Archive for the ‘What Autumn says’ Category

My loose tooth fell out!!!

November 12, 2008

Today I was wiggling my tooth a little ity bitty teensy weensy bit and it fell out!  I was so excited!  The dentist said it wouldn’t come out until Christmas time!  But my mom said it would fall out in about a week.  She was right!  It’s been a week since my tooth started getting a little loose.  I was so surprised!  I just can’t believe it!  Two years ago I had to have a tooth pulled by the dentist.  So it’s been 2 whole years since I ever got a tooth out!  I wonder how much money the Tooth Fairy will bring!

(What was my mom so worried about?!!)

I’m doing so much better!

October 6, 2008

I still have a hard time with eating.  But the clothes aren’t that bad.  I’ll wear just about any of my clothes because winter is coming up and it’s getting cold.  I’m homeschooling and that seems to be helping me.  It’s really fun.  And I just got a new dog and dogs really help me.  She cuddles me.  Her name is Addie.  She’s 4 years old.  I’m doing so much better! 

If you are a kid and you are having a hard time, you should try cuddling with a stuffed animal or a pet.  *Homeschooling could help too.  I used to have a really really hard time when I was in regular school.  But now that I’m homeschooling, I’m doing much better.  If you would like to talk to me, please leave me a message on this website.

(*Please remember, these opinions are Autumn’s and she is 7.  I am fully aware not everyone is able to homeschool and that it is not best for everyone).

Really really really really Mad

May 9, 2008

I feel like I want to break the house.  I feel like I want to break everything, besides my toys and stuff like that.  I’m so mad because it really bothers me and I can’t do stuff.  Sometimes it’s hard to go to school and to go to sleep.  It makes me frustrated.  I wish I could go to school and my clothes wouldn’t bother me.  I wish I could eat.  I’m very happy that you are here because I don’t know anyone else that has Sensory Integration and maybe we can be friends.

Gatagoogoobidicow!!!!

April 25, 2008

(Autumn has made up her own language because it’s too hard to express what is going on with her skin and hair.
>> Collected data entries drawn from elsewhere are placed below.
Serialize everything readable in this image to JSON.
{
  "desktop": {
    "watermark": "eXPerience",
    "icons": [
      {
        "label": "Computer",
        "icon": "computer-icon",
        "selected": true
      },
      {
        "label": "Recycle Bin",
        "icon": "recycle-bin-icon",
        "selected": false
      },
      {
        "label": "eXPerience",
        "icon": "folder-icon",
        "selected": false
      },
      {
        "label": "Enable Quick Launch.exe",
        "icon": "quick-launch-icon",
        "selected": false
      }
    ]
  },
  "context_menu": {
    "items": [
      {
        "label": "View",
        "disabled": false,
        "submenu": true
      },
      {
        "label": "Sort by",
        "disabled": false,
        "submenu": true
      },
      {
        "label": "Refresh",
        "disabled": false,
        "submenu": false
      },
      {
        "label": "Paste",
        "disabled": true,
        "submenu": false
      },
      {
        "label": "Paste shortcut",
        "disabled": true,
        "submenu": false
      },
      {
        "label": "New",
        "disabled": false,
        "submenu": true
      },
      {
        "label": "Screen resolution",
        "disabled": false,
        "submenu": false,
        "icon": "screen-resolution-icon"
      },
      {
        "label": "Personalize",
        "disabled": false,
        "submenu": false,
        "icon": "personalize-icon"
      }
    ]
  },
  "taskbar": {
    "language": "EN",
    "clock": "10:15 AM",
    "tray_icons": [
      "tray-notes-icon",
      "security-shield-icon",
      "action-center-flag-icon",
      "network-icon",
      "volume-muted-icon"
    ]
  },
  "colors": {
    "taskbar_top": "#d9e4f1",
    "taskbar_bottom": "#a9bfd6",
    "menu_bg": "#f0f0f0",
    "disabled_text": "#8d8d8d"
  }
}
Sometimes when she is so bothered by clothes or her hair, she speaks this jibberish-like language. Right now she is bothered by her hair. It is long and curly. She has to wear it up in a ponytail all of the time. It has to be not too tight and not too loose. It has to be slicked back with hairspray so that no whispies stick out. We’ve tried 3 times to get it right now. It’s not working, so she’s not able to go to sleep even though she is exhausted.)

I hate it! I hate it very very bad. My hair bothers me. I hate it. (We don’t usually allow the word hate in our family, but this is how she feels.) It’s so uncomfortable. Why do I have sensory integration? I’m so frustrated. I just really wish my hair didn’t bother me.

Terrible Sensory Integration

April 24, 2008

(Today is day two of Autumn not being able to go to school because she can’t tolerate clothing. It’s very sad and frustrating for all of us.)

Sensory Integration is sometimes so terrible. Sometimes it makes me feel like I’m so mad and disappointed. And I wish I didn’t have it. It just disrupts my life. It stops me from doing the things I want to do like going to school and gymnastics. I wish I didn’t have sensory integration. I wish I could just throw it away.